Re: Best method of doing a full disassembly of a SNES ROM?

Posted: Sun Nov 27, 2016 1:47 am
by qwertymodo
bsnes-plus definitely creates a usage log, you just have to go into the settings to be sure it actually gets saved to a file.

Re: Best method of doing a full disassembly of a SNES ROM?

Posted: Sun Nov 27, 2016 6:22 am
by dougeff
In theory, you should be able to trace a SNES from starting position, through all possible branches, and set appropriate processor size every time you see a REP,SEP...however, some games push processor to stack and then restore later, and if that was during a timed event (IRQ,NMI) it might be tricky to trace that...and I suppose all bytes not traced at the end can be treated like data...which may be old code that wasn't used...so you should at least attempt a trace of it...

certain bytes are easy to spot as opcode...A9, A5, AD, for LDA...60, rts, 6b, rtl, 40, rti...could help to guess if it is code.

And I'm not sure how you would handle indirect jumps.

Re: Best method of doing a full disassembly of a SNES ROM?

Posted: Sun Nov 27, 2016 9:09 am
by tepples
At some point the combinatorial explosion of possible paths in response to input helps you understand why the halting problem is undecidable for Turing machines and intractable for linear bounded automata (that is, real computers).

Re: Best method of doing a full disassembly of a SNES ROM?

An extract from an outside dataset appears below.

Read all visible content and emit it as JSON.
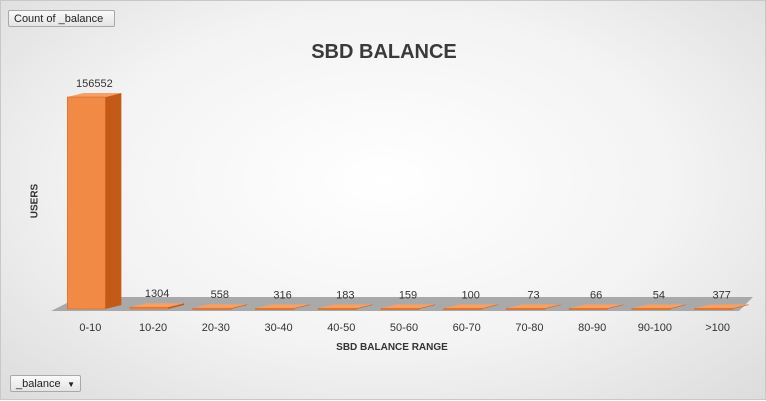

Posted: Sun Nov 27, 2016 12:48 pm
by rainwarrior
tepples wrote:At some point the combinatorial explosion of possible paths in response to input helps you understand why the halting problem is undecidable for Turing machines and intractable for linear bounded automata (that is, real computers).
There may be an effectively "infinite" variations in input, but there's still a finite amount of code in the ROM.

There's probably no perfect algorithmic solution for finding all the reachable code in a ROM, but an imperfect solution can still be quite useful. A trace that doesn't actually execute instructions or keep track of memory states or inputs and just recursively takes both of every branch could probably generate a great starting point for a disassembly.

There's lots of things you can't really catch without tracking states (self modifying code, jump tables, branches that will always be taken, etc.) but they don't necessarily dominate the problem, especially if you can manually intervene and restart the process.